Opinion
802 CAF 19-00395
10-02-2020
DEBORAH J. SCINTA, ORCHARD PARK, FOR RESPONDENT-APPELLANT. EMILY A. VELLA, SPRINGVILLE, ATTORNEY FOR THE CHILD.
PRESENT:
DEBORAH J. SCINTA, ORCHARD PARK, FOR RESPONDENT-APPELLANT.
EMILY A. VELLA, SPRINGVILLE, ATTORNEY FOR THE CHILD.
Appeal from an order of the Family Court, Erie County (Deanne M. Tripi, J.), entered January 14, 2019 in a proceeding pursuant to Family Court Act article 6. The order, inter alia, awarded petitioner sole custody of the subject child.
It is hereby ORDERED that the order so appealed from is unanimously affirmed without costs.
Memorandum: In these proceedings pursuant to Family Court Act articles 6 and 8, respondent mother appeals in appeal No. 1 from an order that, inter alia, granted the petition of petitioner father seeking modification of the existing custody and visitation order by awarding him sole legal and physical custody of the parties' child, with visitation to the mother. In appeal No. 2, the mother appeals from an order of protection issued upon a finding that she committed the family offense of reckless endangerment in the second degree against the child.
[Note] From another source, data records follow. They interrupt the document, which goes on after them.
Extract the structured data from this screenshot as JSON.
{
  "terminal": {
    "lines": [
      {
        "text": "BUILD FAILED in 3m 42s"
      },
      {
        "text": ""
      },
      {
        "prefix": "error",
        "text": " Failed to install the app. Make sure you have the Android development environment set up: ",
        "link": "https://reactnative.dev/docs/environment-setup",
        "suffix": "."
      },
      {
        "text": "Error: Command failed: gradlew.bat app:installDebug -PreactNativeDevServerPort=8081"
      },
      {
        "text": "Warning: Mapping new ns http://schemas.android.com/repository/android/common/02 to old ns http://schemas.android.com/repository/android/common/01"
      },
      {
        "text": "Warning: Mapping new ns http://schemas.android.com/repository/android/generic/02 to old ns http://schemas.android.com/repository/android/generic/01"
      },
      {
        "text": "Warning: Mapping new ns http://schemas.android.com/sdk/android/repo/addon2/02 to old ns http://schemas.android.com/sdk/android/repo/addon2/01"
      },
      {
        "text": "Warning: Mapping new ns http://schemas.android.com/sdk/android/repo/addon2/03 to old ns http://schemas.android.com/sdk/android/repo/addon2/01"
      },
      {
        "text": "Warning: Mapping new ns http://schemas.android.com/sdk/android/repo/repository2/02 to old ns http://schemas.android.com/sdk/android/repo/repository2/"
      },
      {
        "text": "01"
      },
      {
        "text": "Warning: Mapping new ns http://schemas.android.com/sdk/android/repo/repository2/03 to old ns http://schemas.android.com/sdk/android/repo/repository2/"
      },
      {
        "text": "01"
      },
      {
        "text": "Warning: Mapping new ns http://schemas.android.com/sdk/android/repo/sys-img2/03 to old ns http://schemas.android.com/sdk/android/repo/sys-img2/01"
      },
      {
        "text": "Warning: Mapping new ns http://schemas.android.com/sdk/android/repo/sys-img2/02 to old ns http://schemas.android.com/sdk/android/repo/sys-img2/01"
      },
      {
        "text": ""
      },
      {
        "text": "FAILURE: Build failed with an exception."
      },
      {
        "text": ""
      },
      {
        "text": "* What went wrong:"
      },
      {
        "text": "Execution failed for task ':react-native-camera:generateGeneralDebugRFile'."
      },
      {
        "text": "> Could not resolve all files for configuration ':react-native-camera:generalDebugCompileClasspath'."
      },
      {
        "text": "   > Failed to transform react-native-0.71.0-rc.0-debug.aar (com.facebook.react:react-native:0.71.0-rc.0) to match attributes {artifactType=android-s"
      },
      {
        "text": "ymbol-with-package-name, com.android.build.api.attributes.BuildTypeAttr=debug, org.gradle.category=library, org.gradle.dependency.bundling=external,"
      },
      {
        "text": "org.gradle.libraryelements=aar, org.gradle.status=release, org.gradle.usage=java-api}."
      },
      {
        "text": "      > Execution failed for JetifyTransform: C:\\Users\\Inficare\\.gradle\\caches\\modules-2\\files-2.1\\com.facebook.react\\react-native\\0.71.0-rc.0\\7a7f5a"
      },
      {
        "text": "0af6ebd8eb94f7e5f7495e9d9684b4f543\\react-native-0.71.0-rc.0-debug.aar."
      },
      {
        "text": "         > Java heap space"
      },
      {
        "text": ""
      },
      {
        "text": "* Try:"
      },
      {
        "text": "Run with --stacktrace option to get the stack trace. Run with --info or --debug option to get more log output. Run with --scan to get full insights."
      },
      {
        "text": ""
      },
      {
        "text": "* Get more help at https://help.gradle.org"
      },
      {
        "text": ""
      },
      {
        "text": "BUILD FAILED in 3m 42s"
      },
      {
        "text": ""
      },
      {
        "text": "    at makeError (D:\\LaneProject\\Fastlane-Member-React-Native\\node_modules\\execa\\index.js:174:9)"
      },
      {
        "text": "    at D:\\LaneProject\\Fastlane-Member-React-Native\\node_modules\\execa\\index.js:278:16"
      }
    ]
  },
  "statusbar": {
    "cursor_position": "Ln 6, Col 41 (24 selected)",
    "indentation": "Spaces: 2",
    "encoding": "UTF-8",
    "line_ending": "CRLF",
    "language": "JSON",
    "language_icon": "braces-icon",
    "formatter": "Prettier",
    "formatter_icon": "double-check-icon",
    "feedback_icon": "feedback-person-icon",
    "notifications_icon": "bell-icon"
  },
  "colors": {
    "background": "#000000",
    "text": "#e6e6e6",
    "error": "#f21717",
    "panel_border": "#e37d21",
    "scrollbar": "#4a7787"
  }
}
Contrary to the mother's contention in appeal No. 1, Family Court properly determined that the father met his burden of establishing a change in circumstances sufficient to warrant an inquiry into whether a modification of the custody and visitation arrangement is in the best interests of the child (see Matter of Greene v Kranock, 160 AD3d 1476, 1476 [4th Dept 2018]). Here, "according due deference to the court's assessment of witness credibility" (Matter of Voorhees v Talerico, 128 AD3d 1466, 1466 [4th Dept 2015], lv denied 25 NY3d 915 [2015]), we conclude that the evidence at the hearing established the requisite change in circumstances based on, inter alia, the mother's inability to handle the then 3½-year-old child's purported misbehavior and her resort to inappropriate physical discipline to punish the child (see Matter of DeJesus v Gonzalez, 136 AD3d 1358, 1360 [4th Dept 2016], lv denied27 NY3d 906 [2016]; Matter of Samuel v Samuel, 64 AD3d 920, 921 [3d Dept 2009]; Matter of Hagans v Harden, 12 AD3d 972, 973 [3d Dept 2004], lv denied 4 NY3d 705 [2005]) and the parties' "heightened inability 'to communicate in a manner conducive to sharing joint custody' " (Murray v Murray, 179 AD3d 1546, 1546 [4th Dept 2020]; see Matter of Ladd v Krupp, 136 AD3d 1391, 1392 [4th Dept 2016]; Matter of York v Zullich, 89 AD3d 1447, 1448 [4th Dept 2011]).
Contrary to the mother's further contention in appeal No. 1, we conclude that the court properly determined that modifying the existing custody and visitation order was in the best interests of the child. The record establishes that the court's determination resulted from a "careful weighing of [the] appropriate factors . . . and . . . has a sound and substantial basis in the record" (Matter of Biernbaum v Burdick, 162 AD3d 1664, 1665 [4th Dept 2018] [internal quotation marks omitted]; see DeJesus, 136 AD3d at 1360; see generally Fox v Fox, 177 AD2d 209, 210 [4th Dept 1992]).
We agree with the mother in appeal No. 2, however, that the father failed to establish by a fair preponderance of the evidence that the mother committed the family offense of reckless endangerment in the second degree (Penal Law § 120.20; see Family Ct Act §§ 812 [1]; 832) inasmuch as the mother's acts did not create a substantial risk of serious physical injury (see Penal Law § 10.00 [10]; Matter of Hefley v Luck, 179 AD3d 797, 798 [2d Dept 2020]). We therefore reverse the order in appeal No. 2 and dismiss the petition.